Treating LLM Evals Like Tests: RAGAS and Langfuse as a CI Gate
The scariest thing about shipping LLM features is that they fail silently. Change a prompt, swap a model version, adjust a retrieval parameter, and nothing throws. The pipeline is green, the deploy succeeds, and answer quality quietly drops ten percent. No stack trace, no failing test, just a slow erosion you notice weeks later in user complaints.
Traditional tests do not catch this because the output is not deterministic. So we treat evaluation the way we treat tests: a golden dataset, automated scoring, and a threshold that blocks a merge.
What we measure
For a RAG system, "is the answer good" decomposes into a few measurable properties, and RAGAS scores most of them out of the box:
- Faithfulness: is the answer supported by the retrieved context, or did the model invent something? This is our hallucination guard.
- Answer relevancy: does the answer actually address the question?
- Context precision and recall: did retrieval surface the right passages, and did it surface enough of them? When faithfulness is fine but answers are still wrong, the problem is almost always here.
Splitting the score this way is the point. A single "quality" number tells you something regressed. These tell you whether to go fix the retriever or the prompt.
The golden dataset is the asset
Evals are only as good as the dataset behind them. Ours started small, a few dozen hand-written question and answer pairs, and grows from real traffic: when we find a query the system handled badly, we fix it and add it to the set so it can never silently regress again. Production failures become permanent regression tests.
We keep these datasets and every eval run in Langfuse, which also traces live requests. The same scores we compute in CI we sample on production traffic, so offline and online quality stay comparable instead of drifting apart.
Wiring it into CI
The mechanics are ordinary CI. On any pull request that touches a prompt, a model version, or retrieval, the eval suite runs against the golden dataset and fails the build if a metric drops below its floor:
def test_rag_quality():
results = evaluate(
dataset=load_golden_set(),
metrics=[faithfulness, answer_relevancy, context_recall],
)
assert results["faithfulness"] >= 0.90
assert results["answer_relevancy"] >= 0.85
assert results["context_recall"] >= 0.80
A regression now shows up as a red check on the PR, next to the unit tests, before it reaches a user.
The honest caveats
Eval is not free and not perfect:
- LLM-as-judge is noisy. Many metrics use a model to grade a model. Pin the judge model and version, average over several runs, and treat the thresholds as guardrails, not precise truth.

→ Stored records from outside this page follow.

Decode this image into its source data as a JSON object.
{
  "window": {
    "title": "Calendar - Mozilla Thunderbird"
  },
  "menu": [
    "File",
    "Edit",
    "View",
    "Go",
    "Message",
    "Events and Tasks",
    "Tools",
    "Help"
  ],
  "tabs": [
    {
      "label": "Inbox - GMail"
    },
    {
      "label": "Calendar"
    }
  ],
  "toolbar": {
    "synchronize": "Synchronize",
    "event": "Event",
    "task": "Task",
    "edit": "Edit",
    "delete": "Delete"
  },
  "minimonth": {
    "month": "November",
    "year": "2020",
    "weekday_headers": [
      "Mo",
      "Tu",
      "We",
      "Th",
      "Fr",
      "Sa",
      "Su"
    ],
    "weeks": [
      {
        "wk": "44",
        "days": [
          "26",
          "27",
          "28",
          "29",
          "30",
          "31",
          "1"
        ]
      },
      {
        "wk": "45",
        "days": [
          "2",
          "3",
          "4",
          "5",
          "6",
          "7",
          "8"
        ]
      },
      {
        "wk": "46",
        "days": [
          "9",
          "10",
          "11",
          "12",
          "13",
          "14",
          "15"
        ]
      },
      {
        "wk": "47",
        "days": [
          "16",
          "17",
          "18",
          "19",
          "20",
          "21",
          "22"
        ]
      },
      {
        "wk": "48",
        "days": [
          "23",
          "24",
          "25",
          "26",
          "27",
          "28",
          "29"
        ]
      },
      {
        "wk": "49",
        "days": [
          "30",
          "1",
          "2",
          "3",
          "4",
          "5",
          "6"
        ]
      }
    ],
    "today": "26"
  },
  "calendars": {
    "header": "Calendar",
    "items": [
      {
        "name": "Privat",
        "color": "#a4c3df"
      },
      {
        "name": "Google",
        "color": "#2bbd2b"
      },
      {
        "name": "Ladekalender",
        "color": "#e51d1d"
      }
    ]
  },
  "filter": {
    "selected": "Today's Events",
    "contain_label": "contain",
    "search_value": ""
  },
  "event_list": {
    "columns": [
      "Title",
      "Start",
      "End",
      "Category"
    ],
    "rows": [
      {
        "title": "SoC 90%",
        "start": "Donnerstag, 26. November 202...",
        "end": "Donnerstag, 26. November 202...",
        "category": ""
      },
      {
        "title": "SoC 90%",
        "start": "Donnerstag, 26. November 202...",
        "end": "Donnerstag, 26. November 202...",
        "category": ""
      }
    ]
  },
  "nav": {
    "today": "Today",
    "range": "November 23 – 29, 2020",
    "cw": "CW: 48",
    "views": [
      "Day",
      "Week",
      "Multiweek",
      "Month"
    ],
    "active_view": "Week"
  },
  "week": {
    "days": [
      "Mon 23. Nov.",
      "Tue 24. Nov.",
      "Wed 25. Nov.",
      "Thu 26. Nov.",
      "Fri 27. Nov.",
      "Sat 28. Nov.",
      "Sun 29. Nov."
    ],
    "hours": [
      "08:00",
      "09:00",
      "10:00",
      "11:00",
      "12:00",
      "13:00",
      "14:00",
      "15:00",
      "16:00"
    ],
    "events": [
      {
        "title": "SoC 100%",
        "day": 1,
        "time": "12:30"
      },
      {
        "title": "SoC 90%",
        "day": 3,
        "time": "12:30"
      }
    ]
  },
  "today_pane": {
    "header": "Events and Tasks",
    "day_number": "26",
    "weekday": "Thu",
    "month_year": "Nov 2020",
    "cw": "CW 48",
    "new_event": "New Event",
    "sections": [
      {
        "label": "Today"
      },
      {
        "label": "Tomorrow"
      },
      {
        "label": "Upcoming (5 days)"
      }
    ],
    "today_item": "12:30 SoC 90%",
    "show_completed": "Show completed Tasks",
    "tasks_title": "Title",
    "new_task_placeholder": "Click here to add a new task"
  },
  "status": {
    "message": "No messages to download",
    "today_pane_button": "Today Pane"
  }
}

- It costs tokens and time. We run the full suite on relevant PRs and nightly, not on every commit.
- The dataset can rot. As the product changes, stale cases need pruning or they block good merges for the wrong reasons.
None of that is a reason to skip it. An imperfect, automated quality gate beats finding out from users. Once evals run in CI, changing a prompt stops being an act of faith and becomes a normal, reviewable engineering change.